← Product Code [HSN](/submissions/OR/subpart-d%E2%80%94prosthetic-devices/HSN) · K201507
# Cadence Total Ankle System (K201507)
_Integra LifeSciences Corporation · HSN · Jun 29, 2020 · Orthopedic · SESE_
**Canonical URL:** https://fda.innolitics.com/submissions/OR/subpart-d%E2%80%94prosthetic-devices/HSN/K201507
## Device Facts
- **Applicant:** Integra LifeSciences Corporation
- **Product Code:** [HSN](/submissions/OR/subpart-d%E2%80%94prosthetic-devices/HSN.md)
- **Decision Date:** Jun 29, 2020
- **Decision:** SESE
- **Submission Type:** Special
- **Regulation:** 21 CFR 888.3110
- **Device Class:** Class 2
- **Review Panel:** Orthopedic
- **Attributes:** Therapeutic
## Intended Use
The Cadence Total Ankle System is designed to treat ankle arthritis through replacement of the ankle joint with a prosthesis, thereby reducing pain, restoring alignment, and allowing for movement at the replaced joint. The Cadence Total Ankle System is indicated for use to treat: - Systemic arthritis of the ankle (e.g. rheumatoid arthritis, hemochromatosis) - Primary arthritis (e.g. degenerative disease) - Secondary arthritis (e.g. post-traumatic, avascular necrosis, if minimally 2/3 of the talus is preserved) Cadence Total Ankle System is also indicated for revision surgeries following failed total ankle replacement and non-union/mal-union of ankle arthrodesis. Provided sufficient bone stock is present. Note - In the United States, this device is intended for cemented use only. Note - Outside the United States, this device is intended for cemented or cementless use.
## Device Story
Cadence Total Ankle System is a semi-constrained, cemented ankle prosthesis; replaces ankle joint to reduce pain and restore motion. Components include tibial tray, talar dome, and insert. Insert fixes to tibial tray intra-operatively; acts as bearing surface against talar dome to enable flexion/extension. Used by orthopedic surgeons in clinical/surgical settings. System includes specialized instrumentation for implantation. Modification introduces flat-cut talar dome design option and associated instrumentation. Device provides mechanical joint replacement; benefits include pain relief and restored joint function.
## Clinical Evidence
No clinical data. Substantial equivalence demonstrated via bench testing, including constraint, bone stability, range of motion, fatigue strength, contact area/pressure distribution, and wear analysis.

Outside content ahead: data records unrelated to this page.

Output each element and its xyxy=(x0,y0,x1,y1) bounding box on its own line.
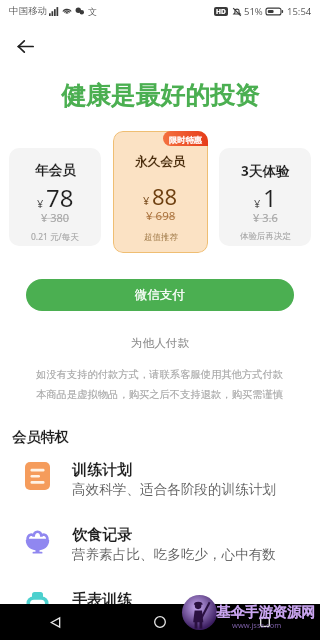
staticText: 永久会员 xyxy=(135,154,186,170)
staticText: 超值推荐 xyxy=(144,232,178,243)
button[interactable]: Home xyxy=(147,609,173,635)
staticText: 3天体验 xyxy=(241,162,290,180)
staticText: 如没有支持的付款方式，请联系客服使用其他方式付款 xyxy=(36,368,284,381)
staticText: 1 xyxy=(263,181,277,214)
staticText: ¥ 3.6 xyxy=(253,210,278,225)
button[interactable]: 为他人付款 xyxy=(0,336,320,351)
staticText: 88 xyxy=(152,181,178,211)
button[interactable]: 饮食记录 xyxy=(0,523,320,565)
button[interactable]: Back xyxy=(10,31,40,61)
staticText: 本商品是虚拟物品，购买之后不支持退款，购买需谨慎 xyxy=(36,388,284,401)
staticText: 训练计划 xyxy=(72,461,132,480)
staticText: HD xyxy=(216,7,226,16)
button[interactable]: 3天体验 xyxy=(219,148,311,246)
staticText: ¥ xyxy=(254,196,261,211)
staticText: 健康是最好的投资 xyxy=(61,80,260,111)
staticText: 手表训练 xyxy=(72,591,132,610)
button[interactable]: 永久会员 xyxy=(113,131,208,253)
staticText: 0.21 元/每天 xyxy=(31,231,79,243)
staticText: ¥ 380 xyxy=(41,210,70,225)
staticText: 文 xyxy=(88,6,97,17)
staticText: 年会员 xyxy=(35,162,76,179)
staticText: 78 xyxy=(46,181,74,214)
staticText: 为他人付款 xyxy=(131,336,189,351)
staticText: ¥ xyxy=(143,193,150,208)
staticText: 15:54 xyxy=(287,5,312,18)
button[interactable]: 训练计划 xyxy=(0,458,320,500)
button[interactable]: 微信支付 xyxy=(26,279,294,311)
staticText: 营养素占比、吃多吃少，心中有数 xyxy=(72,546,276,563)
staticText: www.jsss.com xyxy=(232,620,282,630)
button[interactable]: 年会员 xyxy=(9,148,101,246)
staticText: 手表更方便，让运动更专业 xyxy=(72,611,236,628)
staticText: 会员特权 xyxy=(12,428,69,446)
staticText: 限时特惠 xyxy=(169,135,202,145)
button[interactable]: Back xyxy=(42,609,68,635)
staticText: 高效科学、适合各阶段的训练计划 xyxy=(72,481,276,498)
staticText: ¥ xyxy=(37,196,44,211)
staticText: 基伞手游资源网 xyxy=(216,603,316,621)
staticText: 饮食记录 xyxy=(72,526,132,545)
staticText: 中国移动 xyxy=(9,5,47,17)
staticText: 51% xyxy=(244,5,263,18)
staticText: 微信支付 xyxy=(135,287,185,303)
staticText: ¥ 698 xyxy=(146,208,176,224)
button[interactable]: Recents xyxy=(252,609,278,635)
button[interactable]: 手表训练 xyxy=(0,588,320,630)
staticText: 体验后再决定 xyxy=(240,231,291,242)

## Technological Characteristics
Ankle joint metal/polymer semi-constrained cemented prosthesis. Comprised of tibial tray, talar dome, and insert. Available in multiple sizes and configurations. Designed for cemented use in the U.S. (cemented or cementless outside U.S.).
## Regulatory Identification
An ankle joint metal/polymer semi-constrained cemented prosthesis is a device intended to be implanted to replace an ankle joint. The device limits translation and rotation in one or more planes via the geometry of its articulating surfaces and has no linkage across-the-joint. This generic type of device includes prostheses that have a talar resurfacing component made of alloys, such as cobalt-chromium-molybdenum, and a tibial resurfacing component made of ultra-high molecular weight polyethylene and is limited to those prostheses intended for use with bone cement (§ 888.3027).
## Predicate Devices
- Integra Total Ankle Replacement System ([K151459](/device/K151459.md))
## Reference Devices
- Integra Salto Total Ankle System ([K182878](/device/K182878.md))
## Submission Summary (Full Text)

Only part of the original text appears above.